Isadora, expertly portrayed by Belgica Castro, is suffering from dementia. One moment she stares into space, forgetting who and where she is, and the next, she snaps back into a lucid state, horrified that her once-sharp mind is unraveling. When Rosario and Hugo arrive, though, Isadora makes an extra effort to remain aware of her surroundings. After all, the only reason Rosario would visit would be to borrow – or outright steal – her money.

Rosario barges into Isadora’s apartment, histrionically babbling about her cat allergies before disappearing into the bathroom to dip her keys into her stash of coke and shove sizeable bumps into her nostrils. (Somehow, I don’t think it’s the cats’ fault that she has the sniffles.) Rosario waves a power of attorney around, a document that will allow her to sell her mother’s apartment. Isadora refuses to sign. Mayhem ensues.

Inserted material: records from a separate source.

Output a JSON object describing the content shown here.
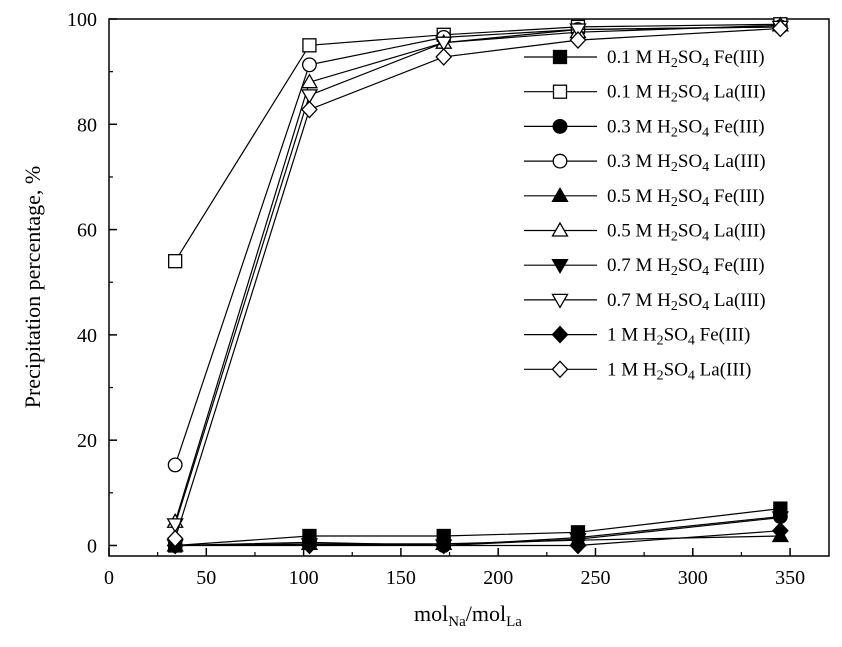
{
  "chart_data": {
    "type": "line",
    "xlabel": {
      "main": "mol",
      "sub1": "Na",
      "mid": "/mol",
      "sub2": "La"
    },
    "ylabel": "Precipitation percentage, %",
    "xlim": [
      0,
      370
    ],
    "ylim": [
      -2,
      100
    ],
    "xticks": [
      0,
      50,
      100,
      150,
      200,
      250,
      300,
      350
    ],
    "yticks": [
      0,
      20,
      40,
      60,
      80,
      100
    ],
    "x": [
      34,
      103,
      172,
      241,
      345
    ],
    "grid": false,
    "legend_position": "right",
    "series": [
      {
        "name": {
          "pre": "0.1 M H",
          "s1": "2",
          "mid": "SO",
          "s2": "4",
          "post": " Fe(III)"
        },
        "marker": "square",
        "filled": true,
        "values": [
          0,
          1.8,
          1.8,
          2.5,
          7
        ]
      },
      {
        "name": {
          "pre": "0.1 M H",
          "s1": "2",
          "mid": "SO",
          "s2": "4",
          "post": " La(III)"
        },
        "marker": "square",
        "filled": false,
        "values": [
          54,
          95,
          97,
          98.5,
          99
        ]
      },
      {
        "name": {
          "pre": "0.3 M H",
          "s1": "2",
          "mid": "SO",
          "s2": "4",
          "post": " Fe(III)"
        },
        "marker": "circle",
        "filled": true,
        "values": [
          0,
          0.6,
          0,
          1.5,
          5.5
        ]
      },
      {
        "name": {
          "pre": "0.3 M H",
          "s1": "2",
          "mid": "SO",
          "s2": "4",
          "post": " La(III)"
        },
        "marker": "circle",
        "filled": false,
        "values": [
          15.3,
          91.3,
          96.5,
          98,
          98.5
        ]
      },
      {
        "name": {
          "pre": "0.5 M H",
          "s1": "2",
          "mid": "SO",
          "s2": "4",
          "post": " Fe(III)"
        },
        "marker": "triangle-up",
        "filled": true,
        "values": [
          0,
          0.3,
          0.3,
          1,
          1.8
        ]
      },
      {
        "name": {
          "pre": "0.5 M H",
          "s1": "2",
          "mid": "SO",
          "s2": "4",
          "post": " La(III)"
        },
        "marker": "triangle-up",
        "filled": false,
        "values": [
          4.5,
          88,
          95.5,
          97.5,
          98.8
        ]
      },
      {
        "name": {
          "pre": "0.7 M H",
          "s1": "2",
          "mid": "SO",
          "s2": "4",
          "post": " Fe(III)"
        },
        "marker": "triangle-down",
        "filled": true,
        "values": [
          0,
          0.2,
          0,
          1.2,
          5.3
        ]
      },
      {
        "name": {
          "pre": "0.7 M H",
          "s1": "2",
          "mid": "SO",
          "s2": "4",
          "post": " La(III)"
        },
        "marker": "triangle-down",
        "filled": false,
        "values": [
          4,
          85.5,
          95.5,
          98,
          98.5
        ]
      },
      {
        "name": {
          "pre": "1 M H",
          "s1": "2",
          "mid": "SO",
          "s2": "4",
          "post": " Fe(III)"
        },
        "marker": "diamond",
        "filled": true,
        "values": [
          0,
          0,
          0,
          0,
          2.8
        ]
      },
      {
        "name": {
          "pre": "1 M H",
          "s1": "2",
          "mid": "SO",
          "s2": "4",
          "post": " La(III)"
        },
        "marker": "diamond",
        "filled": false,
        "values": [
          1.3,
          82.8,
          92.8,
          96,
          98.2
        ]
      }
    ]
  }
}
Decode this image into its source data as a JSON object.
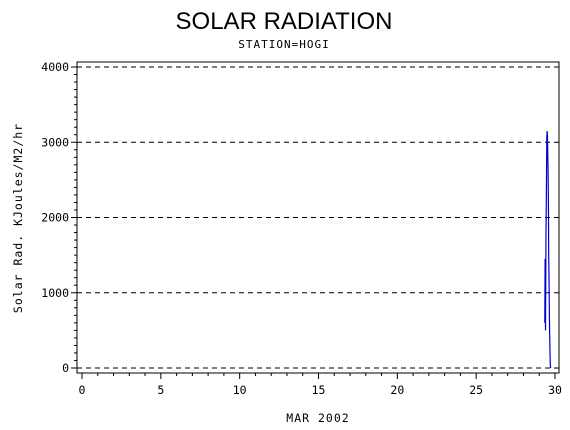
{
  "chart_data": {
    "type": "line",
    "title": "SOLAR RADIATION",
    "subtitle": "STATION=HOGI",
    "xlabel": "MAR 2002",
    "ylabel": "Solar Rad. KJoules/M2/hr",
    "xlim": [
      0,
      30
    ],
    "ylim": [
      0,
      4000
    ],
    "x_ticks": [
      0,
      5,
      10,
      15,
      20,
      25,
      30
    ],
    "y_ticks": [
      0,
      1000,
      2000,
      3000,
      4000
    ],
    "grid": "horizontal dashed",
    "series": [
      {
        "color": "#0000cc",
        "x": [
          29.35,
          29.37,
          29.4,
          29.43,
          29.46,
          29.48,
          29.5,
          29.52,
          29.54,
          29.56,
          29.58,
          29.6,
          29.62,
          29.64,
          29.66,
          29.68,
          29.7,
          29.72
        ],
        "y": [
          600,
          1450,
          500,
          1800,
          2500,
          3050,
          3150,
          3100,
          2900,
          2600,
          2200,
          1500,
          1200,
          800,
          500,
          200,
          50,
          0
        ]
      }
    ]
  }
}
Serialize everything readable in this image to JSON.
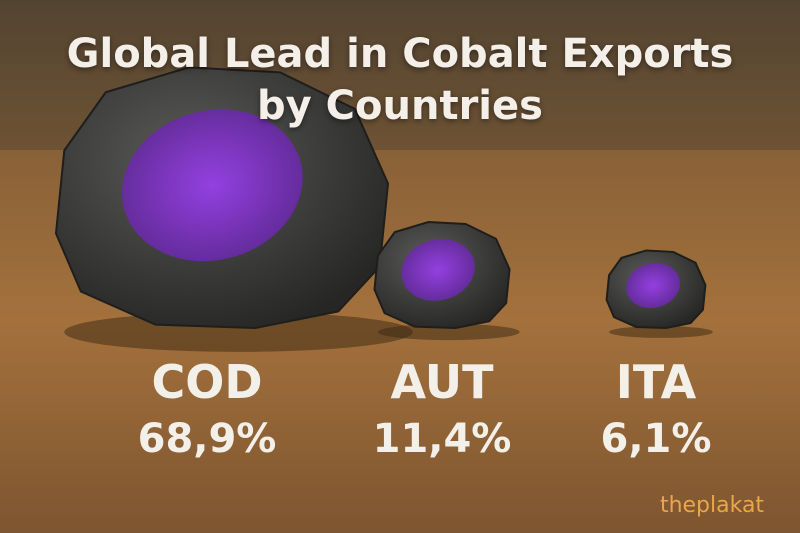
{
  "chart_data": {
    "type": "pictorial",
    "title": "Global Lead in Cobalt Exports by Countries",
    "categories": [
      "COD",
      "AUT",
      "ITA"
    ],
    "values": [
      68.9,
      11.4,
      6.1
    ],
    "value_labels": [
      "68,9%",
      "11,4%",
      "6,1%"
    ],
    "color": "#8a2be2",
    "watermark": "theplakat"
  }
}
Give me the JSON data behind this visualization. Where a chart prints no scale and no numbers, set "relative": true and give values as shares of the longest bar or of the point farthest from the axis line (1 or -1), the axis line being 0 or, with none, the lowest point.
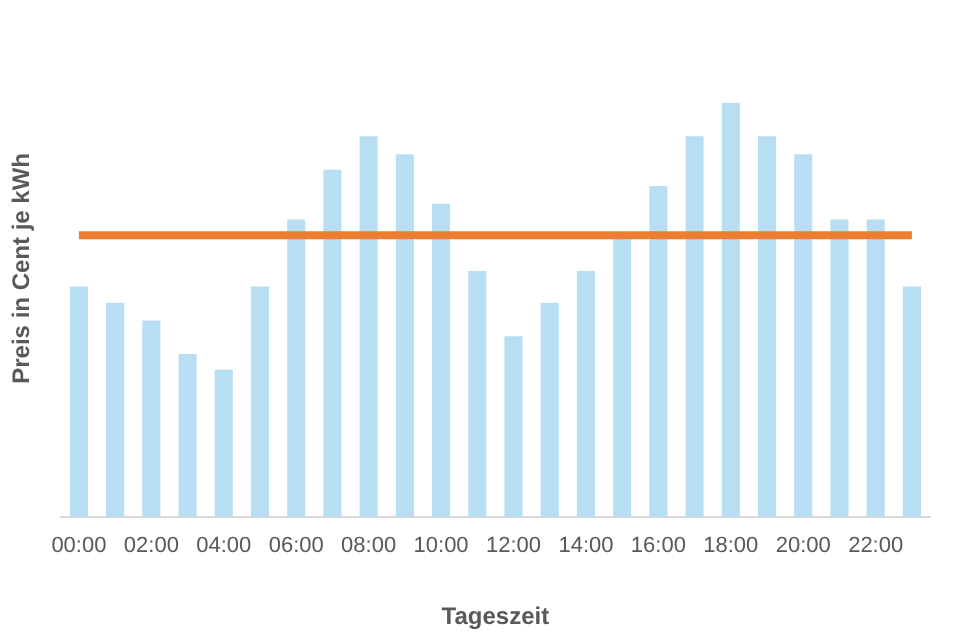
{
  "chart_data": {
    "type": "bar",
    "relative": true,
    "xlabel": "Tageszeit",
    "ylabel": "Preis in Cent je kWh",
    "categories": [
      "00:00",
      null,
      "02:00",
      null,
      "04:00",
      null,
      "06:00",
      null,
      "08:00",
      null,
      "10:00",
      null,
      "12:00",
      null,
      "14:00",
      null,
      "16:00",
      null,
      "18:00",
      null,
      "20:00",
      null,
      "22:00",
      null
    ],
    "series": [
      {
        "color": "#b7def3",
        "values": [
          0.556,
          0.517,
          0.474,
          0.393,
          0.355,
          0.556,
          0.718,
          0.838,
          0.919,
          0.876,
          0.756,
          0.594,
          0.436,
          0.517,
          0.594,
          0.675,
          0.799,
          0.919,
          1,
          0.919,
          0.876,
          0.718,
          0.718,
          0.556
        ]
      },
      {
        "type": "line",
        "color": "#ed7d31",
        "values": [
          0.68,
          0.68,
          0.68,
          0.68,
          0.68,
          0.68,
          0.68,
          0.68,
          0.68,
          0.68,
          0.68,
          0.68,
          0.68,
          0.68,
          0.68,
          0.68,
          0.68,
          0.68,
          0.68,
          0.68,
          0.68,
          0.68,
          0.68,
          0.68
        ]
      }
    ],
    "grid": false,
    "legend": false,
    "marker": "none"
  }
}
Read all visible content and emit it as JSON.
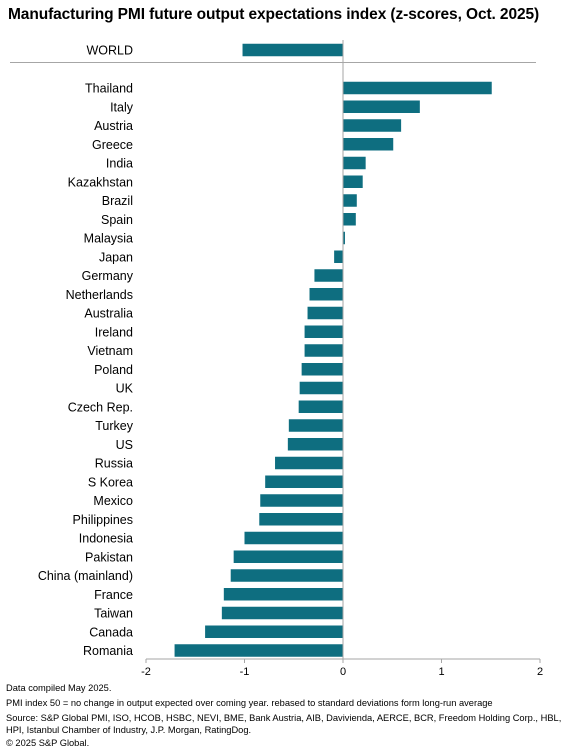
{
  "chart_data": {
    "type": "bar",
    "orientation": "horizontal",
    "title": "Manufacturing PMI future output expectations index (z-scores, Oct. 2025)",
    "world": {
      "label": "WORLD",
      "value": -1.02
    },
    "categories": [
      "Thailand",
      "Italy",
      "Austria",
      "Greece",
      "India",
      "Kazakhstan",
      "Brazil",
      "Spain",
      "Malaysia",
      "Japan",
      "Germany",
      "Netherlands",
      "Australia",
      "Ireland",
      "Vietnam",
      "Poland",
      "UK",
      "Czech Rep.",
      "Turkey",
      "US",
      "Russia",
      "S Korea",
      "Mexico",
      "Philippines",
      "Indonesia",
      "Pakistan",
      "China (mainland)",
      "France",
      "Taiwan",
      "Canada",
      "Romania"
    ],
    "values": [
      1.51,
      0.78,
      0.59,
      0.51,
      0.23,
      0.2,
      0.14,
      0.13,
      0.02,
      -0.09,
      -0.29,
      -0.34,
      -0.36,
      -0.39,
      -0.39,
      -0.42,
      -0.44,
      -0.45,
      -0.55,
      -0.56,
      -0.69,
      -0.79,
      -0.84,
      -0.85,
      -1.0,
      -1.11,
      -1.14,
      -1.21,
      -1.23,
      -1.4,
      -1.71
    ],
    "xlim": [
      -2,
      2
    ],
    "xticks": [
      "-2",
      "-1",
      "0",
      "1",
      "2"
    ],
    "bar_color": "#0e6e80",
    "grid": false
  },
  "notes": {
    "compiled": "Data compiled May 2025.",
    "pmi": "PMI index 50 = no change in output expected over coming year. rebased to standard deviations form long-run average",
    "source": "Source: S&P Global PMI, ISO, HCOB, HSBC, NEVI, BME, Bank Austria, AIB, Davivienda, AERCE, BCR, Freedom Holding Corp., HBL, HPI, Istanbul Chamber of Industry, J.P. Morgan, RatingDog.",
    "copyright": "© 2025 S&P Global."
  }
}
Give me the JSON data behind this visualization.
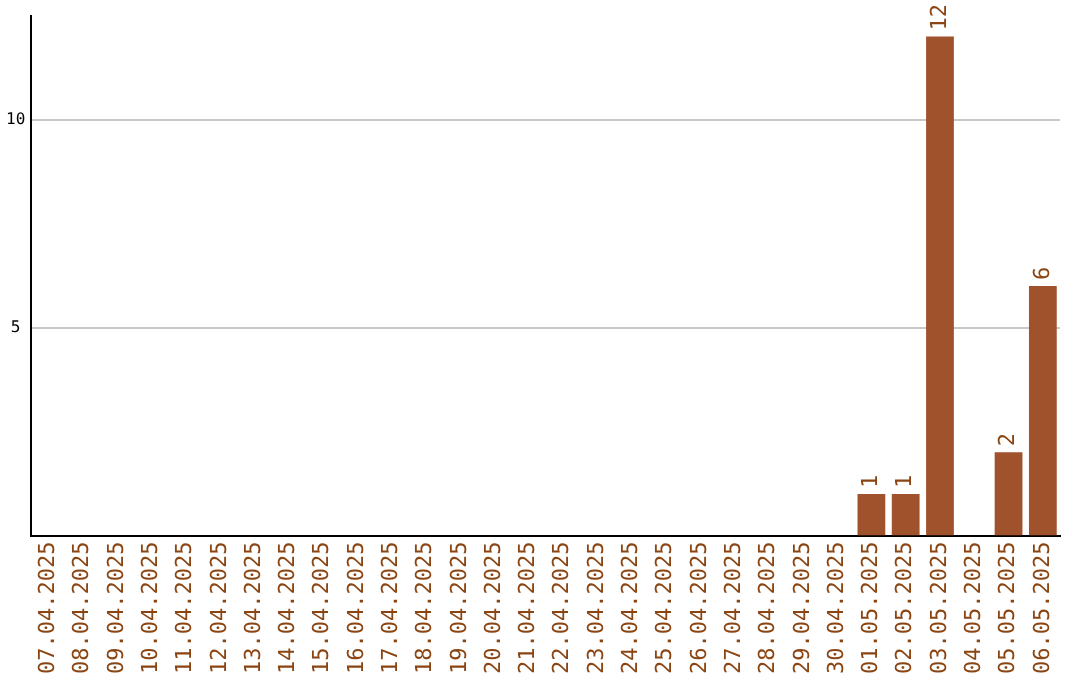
{
  "chart_data": {
    "type": "bar",
    "categories": [
      "07.04.2025",
      "08.04.2025",
      "09.04.2025",
      "10.04.2025",
      "11.04.2025",
      "12.04.2025",
      "13.04.2025",
      "14.04.2025",
      "15.04.2025",
      "16.04.2025",
      "17.04.2025",
      "18.04.2025",
      "19.04.2025",
      "20.04.2025",
      "21.04.2025",
      "22.04.2025",
      "23.04.2025",
      "24.04.2025",
      "25.04.2025",
      "26.04.2025",
      "27.04.2025",
      "28.04.2025",
      "29.04.2025",
      "30.04.2025",
      "01.05.2025",
      "02.05.2025",
      "03.05.2025",
      "04.05.2025",
      "05.05.2025",
      "06.05.2025"
    ],
    "values": [
      0,
      0,
      0,
      0,
      0,
      0,
      0,
      0,
      0,
      0,
      0,
      0,
      0,
      0,
      0,
      0,
      0,
      0,
      0,
      0,
      0,
      0,
      0,
      0,
      1,
      1,
      12,
      0,
      2,
      6
    ],
    "value_labels": [
      null,
      null,
      null,
      null,
      null,
      null,
      null,
      null,
      null,
      null,
      null,
      null,
      null,
      null,
      null,
      null,
      null,
      null,
      null,
      null,
      null,
      null,
      null,
      null,
      "1",
      "1",
      "12",
      null,
      "2",
      "6"
    ],
    "color": "#a0522d",
    "ylim": [
      0,
      12.5
    ],
    "yticks": [
      5,
      10
    ],
    "grid": "y"
  }
}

Hugo and Isadora’s husband, Enrique (Alejandro Sieveking), are relatively sane compared to their partners, and they – along with a few other family members who drop by — attempt to diffuse the toxic energy brewing between mother and daughter. Rosario at first comes across as the villain in the situation, but we learn that Isadora was a particularly cold and icy mother who hand-picked Rosario out of all of her children for neglect.

Rosario and Hugo’s relationship are treated normally by Isadora — that is, sarcastically. Hugo’s real name is Beatrice, and Isadora refuses to call Hugo by her chosen name, thinking it silly for a woman to be named Hugo. When Rosario disparages her mother’s cats, Isadora responds that she has cats because she won’t have grandchildren. Mother and daughter simply have nothing nice to say to each other.

By the end of the film, though, Rosario and Isadora do show glimmers of compassion for each other, with Isadora showing a rare moment of concern for Rosario by following her down eight flights of stairs, busted hip and all. When Isadora becomes distracted by a group of actors in bee costumes and gets lost in the park, her mind temporarily out of commission, Rosario comes running to her rescue, and her histrionics appear to originate from genuine caring.

Old Cats is currently playing in the U.S. in limited release.